Here's how it plays out:
I'm exhausted. I desperately want a nap. My child melts down and hits his sister or destroys the house when I am not directly available, and falling asleep is making myself "unavailable." So I end up yelling "Go to your room and stay there for like 5 minutes! Is that too much to ask??"
Demands use control over children to meet an adult need.
If I can just get my child to do what I want, then my needs will be met.
The low demand life sets aside this version of control, and instead chooses mindful awareness of our deep need, practices gentle acceptance that this need is valid and real, and generates creative ideas to meet the need, without asking anything of our children.
Questions to ask if you frequently make demands of your children:
When is my child's behavior particularly difficult for me to handle in the day?
What else Is happening at that time?
What are my expectations for myself?
What need might be driving those expectations?
How can I state that need clearly: "I need..."?
Who can I tell about my need?
How else could I get this need met?
Questions to ask if you find yourself stuck, not making demands of your kids, but not getting your needs met either:
What is the deep need that is driving me?
When does this need show up most powerfully over the course of my day?
What does the need say?
What does it ask for?
Who can I call on, besides my child, to help meet my need?
What expectations can I drop for myself to free up my own resources so I can creatively meet my need?
I have a deep need for connection with other women, especially those with similar parenting paths. I am tempted to make a demand that my kids have playdates with my friends' kids (or tolerate them coming over to our house). But they've shown over and over that this is too hard. So I drop the demand but hold my need & communicate it to my spouse. I prioritize meeting up with friends in the evening and on weekends, without the kids.

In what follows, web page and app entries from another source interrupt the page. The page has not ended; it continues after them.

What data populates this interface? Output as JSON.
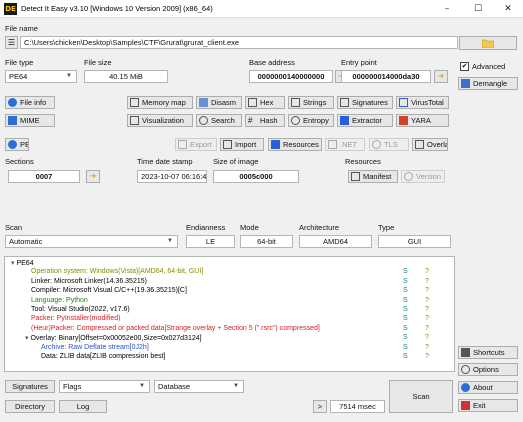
{
  "window": {
    "title": "Detect It Easy v3.10 [Windows 10 Version 2009] (x86_64)",
    "app_icon_text": "DE",
    "minimize": "–",
    "maximize": "☐",
    "close": "✕"
  },
  "file": {
    "label": "File name",
    "path": "C:\\Users\\chicken\\Desktop\\Samples\\CTF\\Grurat\\grurat_client.exe"
  },
  "info": {
    "file_type_label": "File type",
    "file_type_value": "PE64",
    "file_size_label": "File size",
    "file_size_value": "40.15 MiB",
    "base_address_label": "Base address",
    "base_address_value": "0000000140000000",
    "entry_point_label": "Entry point",
    "entry_point_value": "000000014000da30"
  },
  "options": {
    "advanced_label": "Advanced",
    "advanced_checked": true,
    "demangle_label": "Demangle"
  },
  "tools_row1": [
    "File info",
    "Memory map",
    "Disasm",
    "Hex",
    "Strings",
    "Signatures",
    "VirusTotal"
  ],
  "tools_row2": [
    "MIME",
    "Visualization",
    "Search",
    "Hash",
    "Entropy",
    "Extractor",
    "YARA"
  ],
  "pe_row": {
    "pe": "PE",
    "export": "Export",
    "import": "Import",
    "resources": "Resources",
    "net": ".NET",
    "tls": "TLS",
    "overlay": "Overlay"
  },
  "sections": {
    "sections_label": "Sections",
    "sections_value": "0007",
    "time_label": "Time date stamp",
    "time_value": "2023-10-07 06:16:41",
    "size_label": "Size of image",
    "size_value": "0005c000",
    "resources_label": "Resources",
    "manifest": "Manifest",
    "version": "Version"
  },
  "scan": {
    "scan_label": "Scan",
    "scan_value": "Automatic",
    "endianness_label": "Endianness",
    "endianness_value": "LE",
    "mode_label": "Mode",
    "mode_value": "64-bit",
    "arch_label": "Architecture",
    "arch_value": "AMD64",
    "type_label": "Type",
    "type_value": "GUI"
  },
  "results": [
    {
      "text": "PE64",
      "color": "#000000",
      "s": "",
      "q": ""
    },
    {
      "text": "Operation system: Windows(Vista)[AMD64, 64-bit, GUI]",
      "color": "#8a8a00",
      "s": "S",
      "q": "?"
    },
    {
      "text": "Linker: Microsoft Linker(14.36.35215)",
      "color": "#000000",
      "s": "S",
      "q": "?"
    },
    {
      "text": "Compiler: Microsoft Visual C/C++(19.36.35215)[C]",
      "color": "#000000",
      "s": "S",
      "q": "?"
    },
    {
      "text": "Language: Python",
      "color": "#2e7d16",
      "s": "S",
      "q": "?"
    },
    {
      "text": "Tool: Visual Studio(2022, v17.6)",
      "color": "#000000",
      "s": "S",
      "q": "?"
    },
    {
      "text": "Packer: PyInstaller(modified)",
      "color": "#d81e1e",
      "s": "S",
      "q": "?"
    },
    {
      "text": "(Heur)Packer: Compressed or packed data[Strange overlay + Section 5 (\".rsrc\") compressed]",
      "color": "#d81e1e",
      "s": "S",
      "q": "?"
    },
    {
      "text": "Overlay: Binary[Offset=0x00052e00,Size=0x027d3124]",
      "color": "#000000",
      "s": "S",
      "q": "?"
    },
    {
      "text": "Archive: Raw Deflate stream[0J2h]",
      "color": "#2b4fd8",
      "s": "S",
      "q": "?"
    },
    {
      "text": "Data: ZLIB data[ZLIB compression best]",
      "color": "#000000",
      "s": "S",
      "q": "?"
    }
  ],
  "side": {
    "shortcuts": "Shortcuts",
    "options": "Options",
    "about": "About",
    "exit": "Exit"
  },
  "bottom": {
    "signatures": "Signatures",
    "flags": "Flags",
    "database": "Database",
    "directory": "Directory",
    "log": "Log",
    "arrow": ">",
    "time": "7514 msec",
    "scan": "Scan"
  }
}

I have a need for clean surfaces, but my PDAer has a high need to dump things out, throw things, and rip things into little pieces. I realized that our main room, table, and floors matter most, that mixed-up dumped items bother me most, and that I'm most likely to get frustrated in the late afternoon. I am fine to pick up, but I don't like to sort as I pick up. I placed often-dumped items on different floors of our house. I solved the Lego-dump issue specifically with a different storage solution. And when surfaces bother me in the afternoon, I step outside & breathe.